I say improve the lives of others because meaningful lives are the result of good decisions (on average) and good decisions are the result of understanding how the world works. In light of that understanding, the failure to try and think beyond our own intuition and experience can be viewed a failure from a moral dimension.

The failure to attempt to think beyond ourselves is a moral failure because it means we never stop to ask if and how our experiences manifest the underlying reality of the world.
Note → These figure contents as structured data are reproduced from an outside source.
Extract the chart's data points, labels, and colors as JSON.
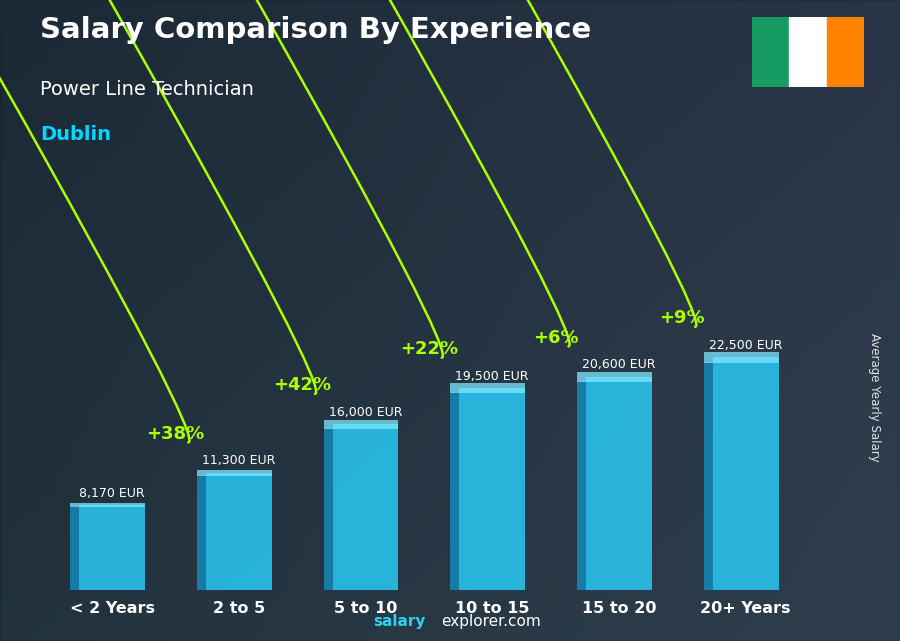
{
  "title": "Salary Comparison By Experience",
  "subtitle": "Power Line Technician",
  "city": "Dublin",
  "categories": [
    "< 2 Years",
    "2 to 5",
    "5 to 10",
    "10 to 15",
    "15 to 20",
    "20+ Years"
  ],
  "values": [
    8170,
    11300,
    16000,
    19500,
    20600,
    22500
  ],
  "salary_labels": [
    "8,170 EUR",
    "11,300 EUR",
    "16,000 EUR",
    "19,500 EUR",
    "20,600 EUR",
    "22,500 EUR"
  ],
  "pct_labels": [
    null,
    "+38%",
    "+42%",
    "+22%",
    "+6%",
    "+9%"
  ],
  "bar_face_color": "#29c5f0",
  "bar_side_color": "#1488b8",
  "bar_top_color": "#7de8ff",
  "bg_color_left": "#2a3f50",
  "bg_color_right": "#3a5060",
  "title_color": "#ffffff",
  "subtitle_color": "#ffffff",
  "city_color": "#00d8ff",
  "salary_label_color": "#ffffff",
  "pct_color": "#aaff00",
  "xlabel_color": "#ffffff",
  "watermark_bold": "salary",
  "watermark_normal": "explorer.com",
  "ylabel_text": "Average Yearly Salary",
  "figsize": [
    9.0,
    6.41
  ],
  "dpi": 100,
  "ireland_flag_green": "#169B62",
  "ireland_flag_white": "#ffffff",
  "ireland_flag_orange": "#FF8200"
}
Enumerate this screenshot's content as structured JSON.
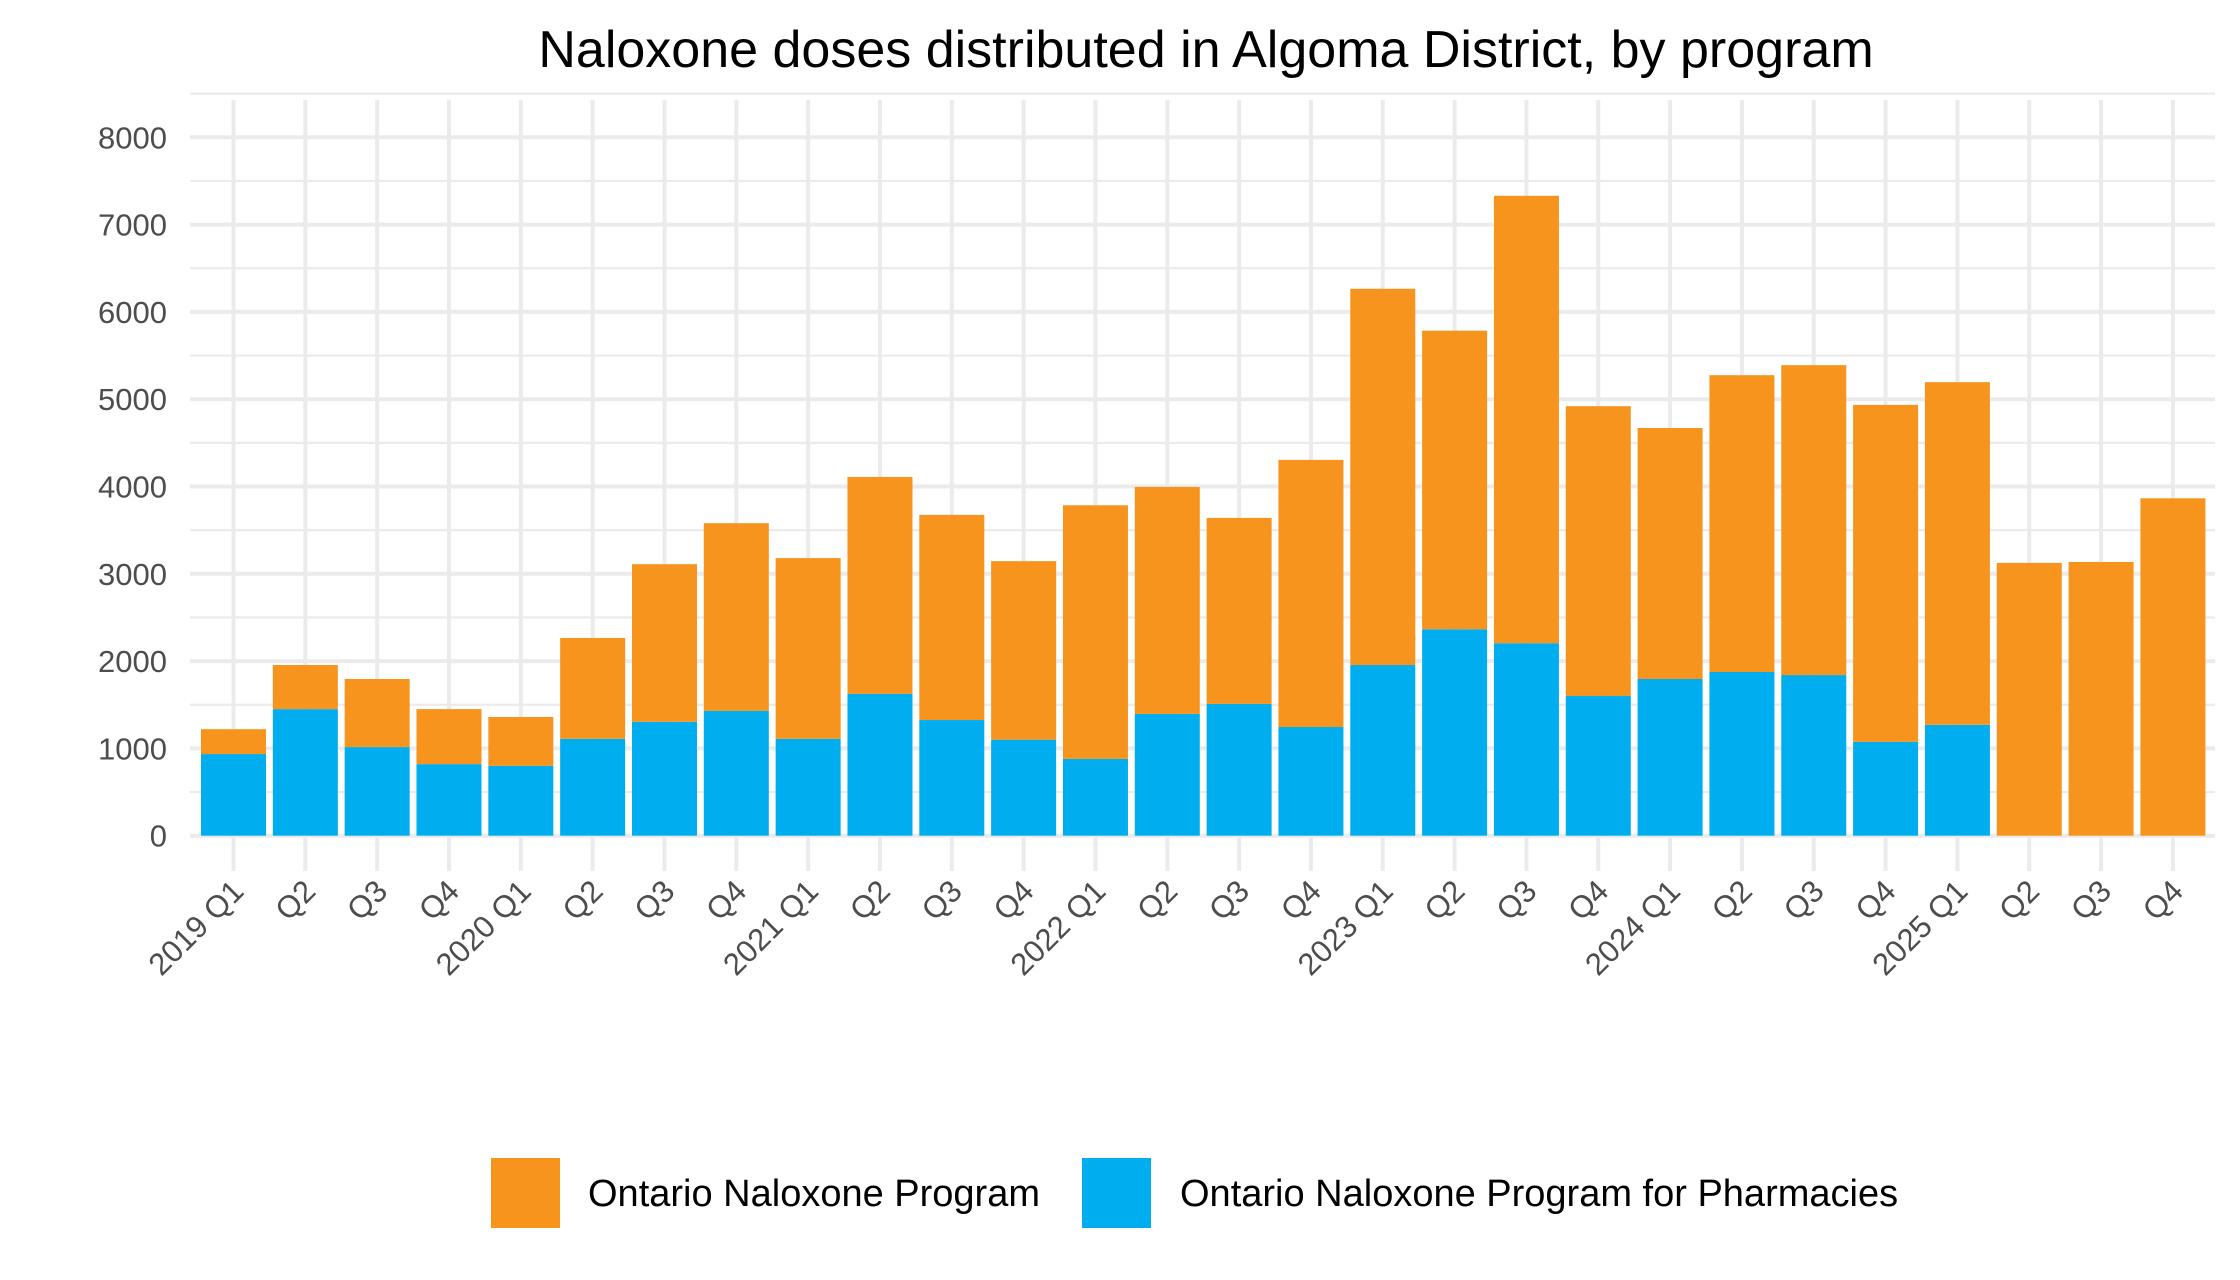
{
  "chart_data": {
    "type": "bar",
    "stacked": true,
    "title": "Naloxone doses distributed in Algoma District, by program",
    "xlabel": "",
    "ylabel": "",
    "ylim": [
      0,
      8000
    ],
    "yticks": [
      "0",
      "1000",
      "2000",
      "3000",
      "4000",
      "5000",
      "6000",
      "7000",
      "8000"
    ],
    "grid": true,
    "legend_position": "bottom",
    "categories": [
      "2019 Q1",
      "Q2",
      "Q3",
      "Q4",
      "2020 Q1",
      "Q2",
      "Q3",
      "Q4",
      "2021 Q1",
      "Q2",
      "Q3",
      "Q4",
      "2022 Q1",
      "Q2",
      "Q3",
      "Q4",
      "2023 Q1",
      "Q2",
      "Q3",
      "Q4",
      "2024 Q1",
      "Q2",
      "Q3",
      "Q4",
      "2025 Q1",
      "Q2",
      "Q3",
      "Q4"
    ],
    "series": [
      {
        "name": "Ontario Naloxone Program for Pharmacies",
        "color": "#00aeef",
        "values": [
          935,
          1450,
          1015,
          820,
          800,
          1110,
          1305,
          1430,
          1110,
          1625,
          1325,
          1100,
          880,
          1395,
          1510,
          1245,
          1955,
          2365,
          2205,
          1600,
          1795,
          1875,
          1840,
          1075,
          1270,
          0,
          0,
          0
        ]
      },
      {
        "name": "Ontario Naloxone Program",
        "color": "#f7941e",
        "values": [
          285,
          505,
          780,
          630,
          560,
          1155,
          1805,
          2150,
          2070,
          2485,
          2350,
          2045,
          2905,
          2600,
          2130,
          3060,
          4310,
          3420,
          5125,
          3320,
          2875,
          3400,
          3550,
          3860,
          3925,
          3125,
          3135,
          3865
        ]
      }
    ],
    "legend": [
      {
        "label": "Ontario Naloxone Program",
        "color": "#f7941e"
      },
      {
        "label": "Ontario Naloxone Program for Pharmacies",
        "color": "#00aeef"
      }
    ]
  }
}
Such an approach to life precludes the possibility of creating a generalized framework that can be communicated, tested and then shared to better the lives of others. 

That said, there are good reasons to be skeptical of theory. Sometimes theories are bullshit.1 But the failure of an individual framework is not the failure of the method. We should consider what works for I and then carefully, and incrementally attempt to discover why and how it will work for we.

 

*Sen, Amartya Kumar. The Idea of Justice. Cambridge, MA: Belknap of Harvard U, 2011. Print.